Justine ou os infortúnios da virtude

Resenha

Donatien Alphonse François, o Marquês de Sade, escreveu a primeira versão de ‘Justine’ em entre 1787 e 1788, quando estava preso na Bastilha. Ao todo, Sade permaneceu 13 anos na prisão. Duas versões ampliadas da história foram elaboradas em 1791 e 1797.

No livro acompanhamos as desventuras de Justine, que acaba por assumir o nome de Thérèse, na narrativa que ela endereça a Madame de Lorsagne. No momento em que o diálogo tem início, Thérèse está detida, sendo levada ao julgamento que provavelmente significará sua morte, como punição por todos os crimes de que é acusada.

A narrativa apresenta os infortúnios da jovem, os crimes que acabaram por ser cometidos por ela e contra ela, as desventuras sexuais que a marcaram sob a máscara de virtude que a todo custo tentava manter. A descrição dos suplícios de ordem marcadamente erótica mantém-se no limiar em que o sofrimento atroz deixa transbordar algo que nos interroga e não apenas causa horror. O marco inicial das desventuras de Justine é a morte do pai, a perda do patrimônio familiar e as tentativas da preceptora de conduzir a ela e a irmã para uma vida à margem da lei. Juliette aceita o destino para onde aponta a preceptora; a recusa de Justine leva-a à fuga.

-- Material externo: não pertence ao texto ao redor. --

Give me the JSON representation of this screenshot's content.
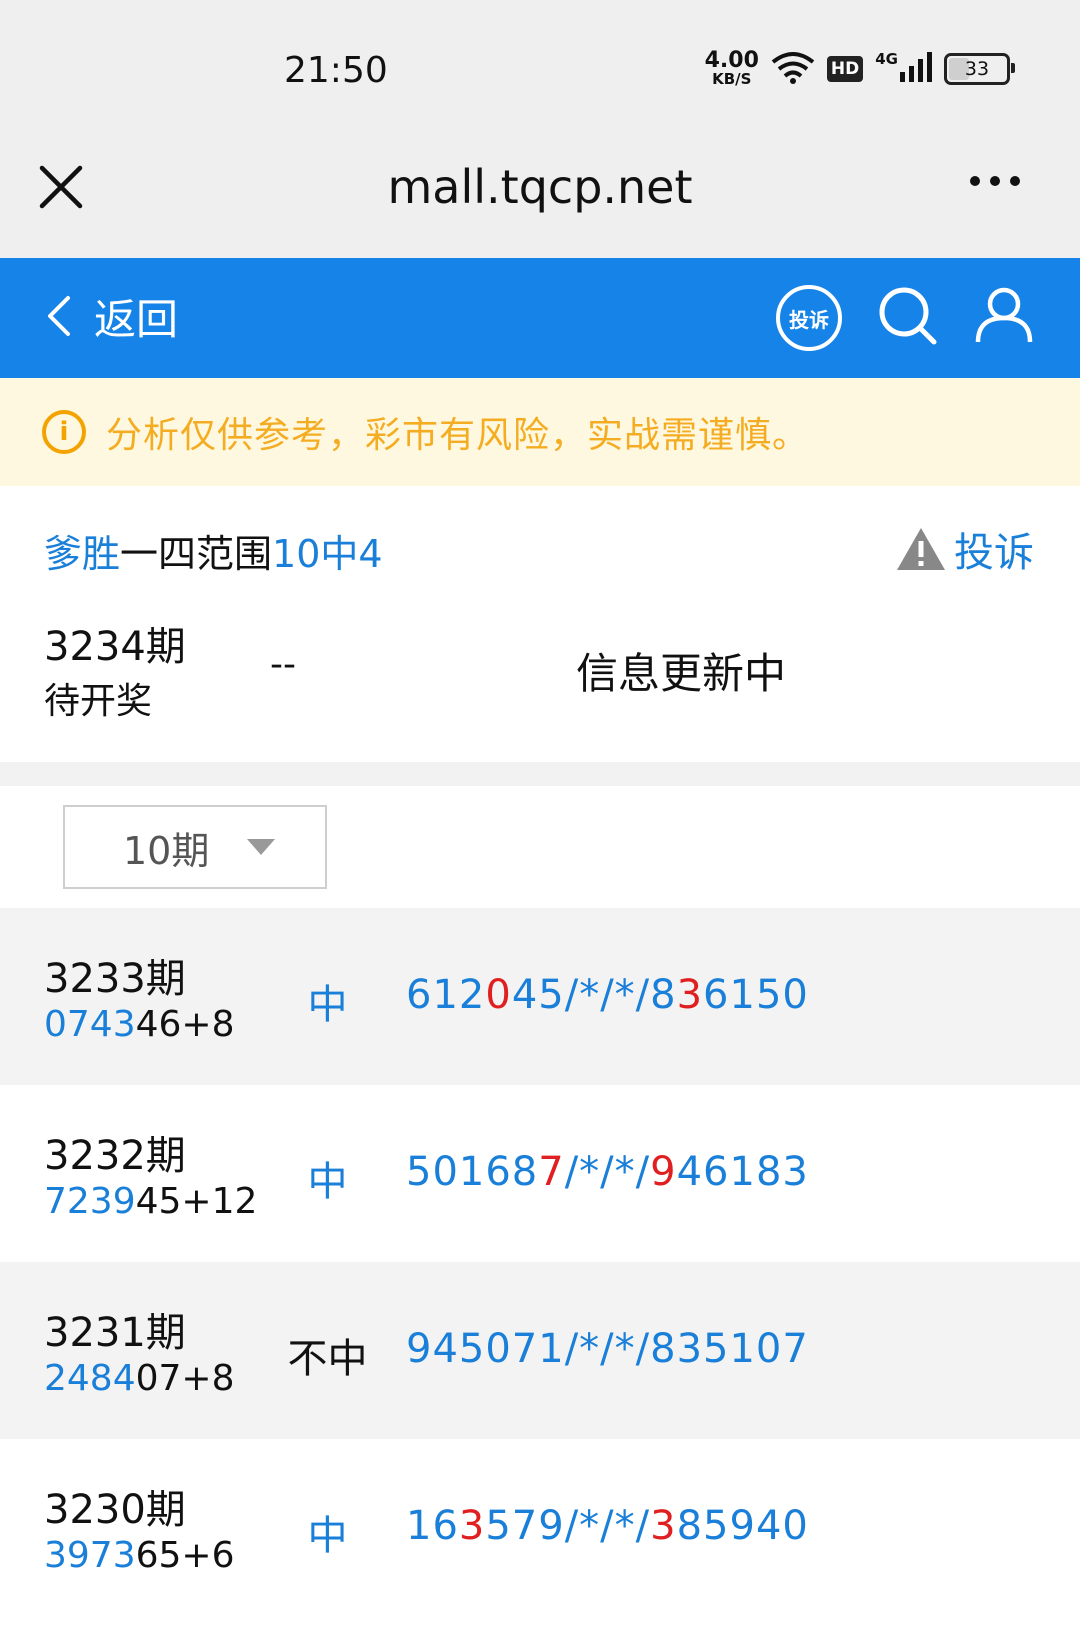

O testemunho de Thérèse cobre sua vida dos 12 aos 26 anos. Em sua jornada o vício mostra-se indissociável da virtude, um encontrando o outro como resultado da fuga incessantemente empreendida. A cada etapa que é apresentada, uma marca acaba por ser infligida à protagonista, sendo o rastro de experiências vividas acompanhadas por palavras que insinuam as metáforas que Sade insiste em transmitir linha após linha. O clero, a aristocracia, os comerciantes, a magistratura, os ricos e os poderosos, todos eles aparecem como atores no circo de obscenidades em que o outro é reduzido a objeto de sua vontade.

Ao final, descobre-se que Madame de Lorsagne é Juliette, irmã de Justine, que repousava sob o nome Thérèse ao longo de quase toda a história. Madame de Lorsagne envolve-se na desventura de Thérèse e usa seu prestígio e o do marido para livrar a irmã das acusações, deixando-a livre para viver uma nova vida em sua companhia. Nessa fase, quando a fraternidade é restabelecida, Thérèse torna-se apreensiva e triste, vindo a morrer atingida por um raio durante uma tempestade. Depois desse episódio, Madame de Lorsagne deixa tudo para trás a fim de dedicar-se à vida monástica.

Quando as irmãs se separam na adolescência, Juliette aceita o caminho de vícios para em seguida encontrar uma vida de virtudes que alcança o ápice na imersão no claustro. Justine, ao recusar a vida de ilegalidades e sevícias, não deixou de vivê-las, morrendo quando não mais precisava submeter-se a elas.


MARQUÊS DE SADE. Justine ou les malheurs de la vertu. Groupe Yahoo Ebooks Libres et Gratuits, 1791/2003. 190 p.